Besides these besotted ‘admirers’, a new technocratic elite – greased with bureaucratic ambitions and corporate greed – has hitched its wagon to Modi’s authoritarian project. This elite has anti-democratic impulses and is not afraid to flaunt it. The much cherished “wisdom of the crowds” is no longer the preferred cliche. “Please do not politicise this; please do not play politics over this” is their new mantra, just as they arrogate to themselves a licence to make life and death decisions for the masses. In turn, the leader is happy to whip up the demagogic whirlwinds in pursuit of ‘vikas’.

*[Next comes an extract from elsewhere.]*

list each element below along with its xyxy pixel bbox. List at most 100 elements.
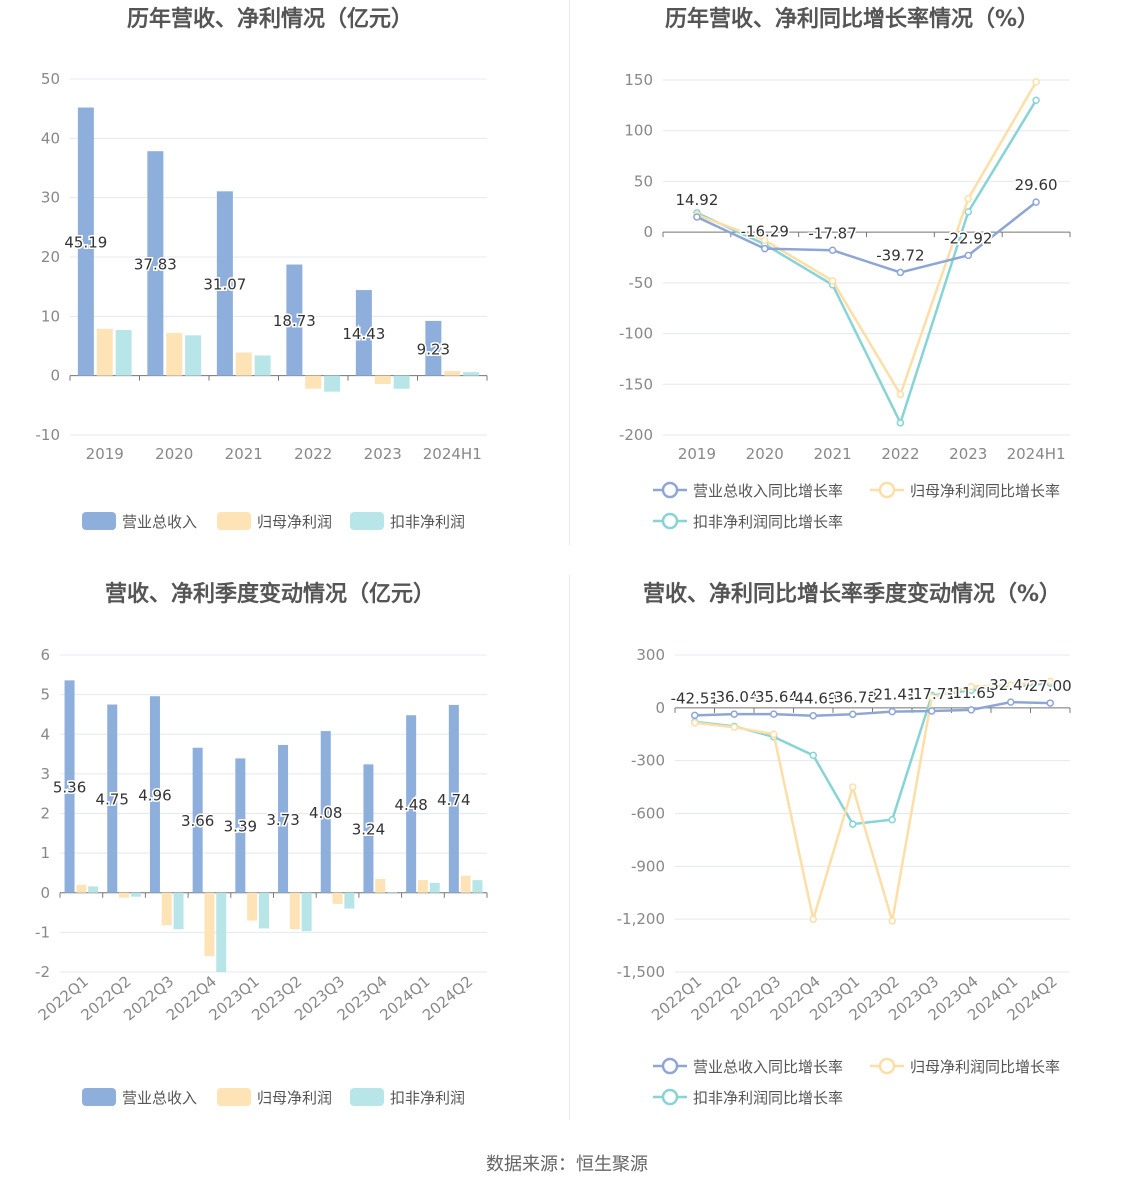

This new elite has charmed its way into Modi’s imagination. They have tickled his assiduously cultivated vanity as a decisive leader who alone is supremely gifted to take the ‘correct’ decision.
Trapped on one side by this technocratic elite, cheered on by the corporate tycoons and their cheerleaders in the media and egged on by the ruling political establishment, the Prime Minister has arrived at a familiar crossroad when a ‘strong’ leader begins finding democracy a somewhat tiresome, cumbersome millstone.
By design, democracy requires dialogue, conversation and compromise. This is anathema to a political personality now soaked completely in megalomania. Of late there is an edge in his tone as he resents being lectured by “some people in Delhi” on democracy. The farmers’ agitation might just push him over the edge.
Harish Khare is a journalist who lives and works in Delhi.